Pada saat ini beliau adalah salah satu staf pengajar di Laboratorium Fisiologi dan Reproduksi Unsoed, selain itu beliau juga mengajar diberbagai universitas di Indonesia. Misalnya saja UGM, UNPAD, UNDIP dan Prof Mulyono juga diminta mengajar di Departemen Obstetri & Ginekologi Monash University. Ini telah menggambarkan akan keilmuwan yang dipunyai oleh seorang Mulyono telah membawanya sebagai salah satu penemu dari Indonesia yang mendunia.

Sedangkan untuk titik tolak dari kecermelangan intelektual beliau adalah saat menemukan teknik pembekuan sperma dengan biayaya murah atau yang biasa dikenal oleh cool storage. Penemuan ini telah mengantarkan beliau menyabet penghargaan tertinggi (Gold Award) dalam kompetisi young Invetor Award yang diselenggarakan oleh majalah The Far Eastern Economic Review dan Hewlett-Packard Asia Pasifik tahun 2000. Temuan ini banyak mendapat apresiasi dan pujian dari ilmuwan yang lain.

Penemuan ini banyak membantu negara yang kekurangan dana dalam mengembangkan peternakan. Sebab apa yang telah dilakukan oleh Mulyoto telah menjadikan alat pendingin dengan biayaya murah dan sangat terjangkau untuk negara berkembang. Alat ini terbuat dari dua lapis tabung plastik mini (ukuran 0,250 ml dan 0,500 ml) yang disegel dengan panas (heat-sealted), kemudian dibungkus dengan alumunium foil.

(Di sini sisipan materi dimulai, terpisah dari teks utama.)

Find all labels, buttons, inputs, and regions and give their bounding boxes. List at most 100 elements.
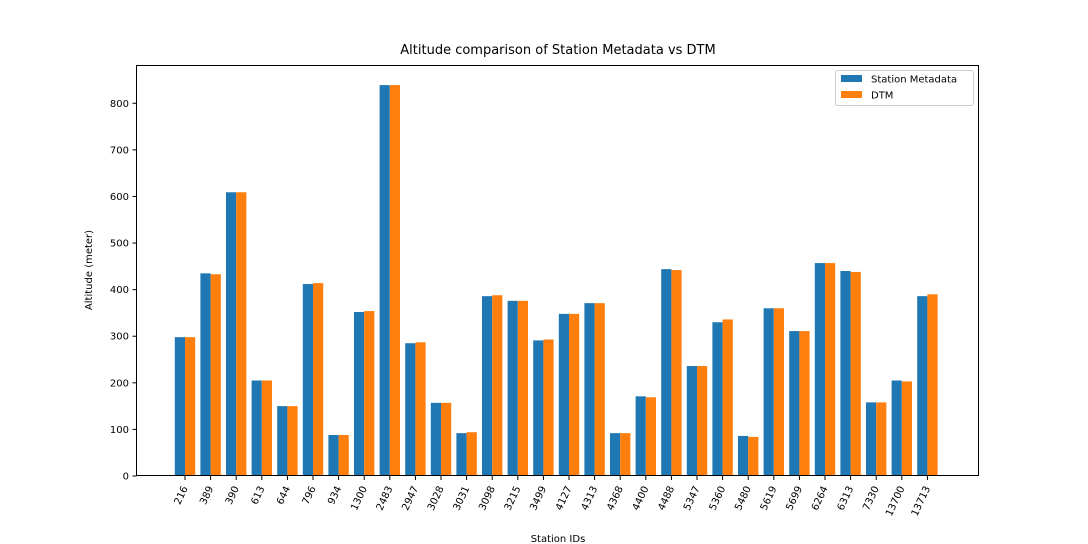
x-tick-label: 3098 (477, 485, 498, 513)
x-tick-label: 5619 (759, 485, 780, 513)
y-tick-label: 500 (110, 239, 129, 250)
x-tick-label: 3031 (452, 485, 473, 513)
x-tick-label: 5360 (708, 485, 729, 513)
x-tick-label: 13713 (910, 485, 933, 518)
chart-title: Altitude comparison of Station Metadata … (400, 43, 715, 58)
bar-dtm-2947 (415, 342, 426, 476)
bar-dtm-390 (236, 192, 247, 476)
y-axis: 0 100 200 300 400 500 600 700 800 (110, 99, 137, 483)
x-tick-label: 4488 (656, 485, 677, 513)
bar-station-metadata-7330 (866, 402, 877, 476)
bar-dtm-216 (185, 337, 196, 476)
bar-dtm-13713 (927, 294, 938, 476)
legend: Station Metadata DTM (835, 70, 974, 106)
bar-station-metadata-2947 (405, 343, 416, 476)
x-tick-label: 216 (173, 485, 191, 507)
bar-station-metadata-13713 (917, 296, 928, 476)
y-axis-label: Altitude (meter) (84, 230, 95, 310)
x-tick-label: 4400 (631, 485, 652, 513)
bar-dtm-6264 (825, 263, 836, 476)
x-tick-label: 934 (326, 485, 344, 507)
bar-station-metadata-644 (277, 406, 288, 476)
y-tick-label: 200 (110, 378, 129, 389)
legend-box (835, 70, 974, 106)
bar-dtm-4313 (594, 303, 605, 476)
y-tick-label: 600 (110, 192, 129, 203)
x-tick-label: 390 (224, 485, 242, 507)
bar-dtm-3031 (466, 432, 477, 476)
x-tick-label: 2947 (400, 485, 421, 513)
bar-station-metadata-5347 (686, 366, 697, 476)
bar-station-metadata-390 (226, 192, 237, 476)
legend-swatch (841, 91, 862, 98)
bar-dtm-6313 (850, 271, 861, 476)
bar-station-metadata-3098 (482, 296, 493, 476)
bar-dtm-3098 (492, 295, 503, 476)
bar-dtm-796 (313, 283, 324, 476)
bar-station-metadata-796 (302, 284, 313, 476)
bar-dtm-13700 (901, 381, 912, 476)
y-tick-label: 400 (110, 285, 129, 296)
bar-station-metadata-4313 (584, 303, 595, 476)
bar-dtm-3215 (517, 300, 528, 476)
bar-dtm-4488 (671, 270, 682, 476)
y-tick-label: 100 (110, 425, 129, 436)
x-tick-label: 644 (275, 485, 293, 507)
legend-label: DTM (871, 91, 893, 102)
bar-station-metadata-3499 (533, 340, 544, 476)
bar-dtm-2483 (389, 85, 400, 476)
y-tick-label: 0 (123, 472, 129, 483)
legend-label: Station Metadata (871, 75, 957, 86)
bar-station-metadata-5619 (763, 308, 774, 476)
x-tick-label: 1300 (349, 485, 370, 513)
bar-station-metadata-4400 (635, 396, 646, 476)
bar-station-metadata-2483 (379, 85, 390, 476)
y-tick-label: 300 (110, 332, 129, 343)
bar-station-metadata-4368 (610, 433, 621, 476)
x-tick-label: 2483 (375, 485, 396, 513)
bar-station-metadata-5480 (738, 435, 749, 476)
bar-dtm-613 (261, 380, 272, 476)
x-tick-label: 389 (198, 485, 216, 507)
legend-swatch (841, 75, 862, 82)
bar-dtm-5699 (799, 331, 810, 476)
bar-station-metadata-3215 (507, 300, 518, 476)
x-axis: 216 389 390 613 644 796 934 1300 2483 2947 3028 303… (173, 476, 933, 518)
bar-station-metadata-6264 (814, 263, 825, 476)
x-tick-label: 3215 (503, 485, 524, 513)
bar-dtm-644 (287, 406, 298, 476)
x-tick-label: 5699 (784, 485, 805, 513)
x-tick-label: 4127 (554, 485, 575, 513)
bars-group (174, 85, 938, 476)
bar-dtm-5360 (722, 319, 733, 476)
bar-dtm-934 (338, 435, 349, 476)
y-tick-label: 700 (110, 145, 129, 156)
bar-station-metadata-5360 (712, 322, 723, 476)
bar-station-metadata-3031 (456, 433, 467, 476)
bar-station-metadata-3028 (430, 402, 441, 476)
bar-dtm-3028 (441, 402, 452, 476)
bar-station-metadata-6313 (840, 271, 851, 476)
x-tick-label: 3499 (528, 485, 549, 513)
x-tick-label: 796 (301, 485, 319, 507)
bar-station-metadata-216 (174, 337, 185, 476)
bar-dtm-4127 (569, 313, 580, 476)
plot-frame (136, 65, 979, 476)
bar-station-metadata-5699 (789, 331, 800, 476)
bar-dtm-5347 (697, 366, 708, 476)
bar-station-metadata-389 (200, 273, 211, 476)
x-tick-label: 3028 (426, 485, 447, 513)
y-tick-label: 800 (110, 99, 129, 110)
bar-dtm-389 (210, 274, 221, 476)
bar-dtm-1300 (364, 311, 375, 476)
x-tick-label: 5480 (733, 485, 754, 513)
bar-station-metadata-4488 (661, 269, 672, 476)
bar-dtm-7330 (876, 402, 887, 476)
bar-dtm-5480 (748, 436, 759, 476)
x-tick-label: 6313 (836, 485, 857, 513)
x-tick-label: 4368 (605, 485, 626, 513)
x-tick-label: 6264 (810, 485, 831, 513)
x-tick-label: 13700 (884, 485, 907, 518)
bar-station-metadata-1300 (354, 312, 365, 476)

Akibat dari temuan itu banyak orang yang sangat terbantu untuk dapat membekukan sperma dengan alat yang sangat sederhana. Hal ini memberikan gambaran bahwa orang Indonesia pun mampu memberikan kontribusi dalam bidang ilmu pengetahuan. Kemampuan ini dapat membantu beberapa klinik bayi tabung di Indonesia untuk meningkatkan kualitas pelayanan Infertilitas di Indonesia.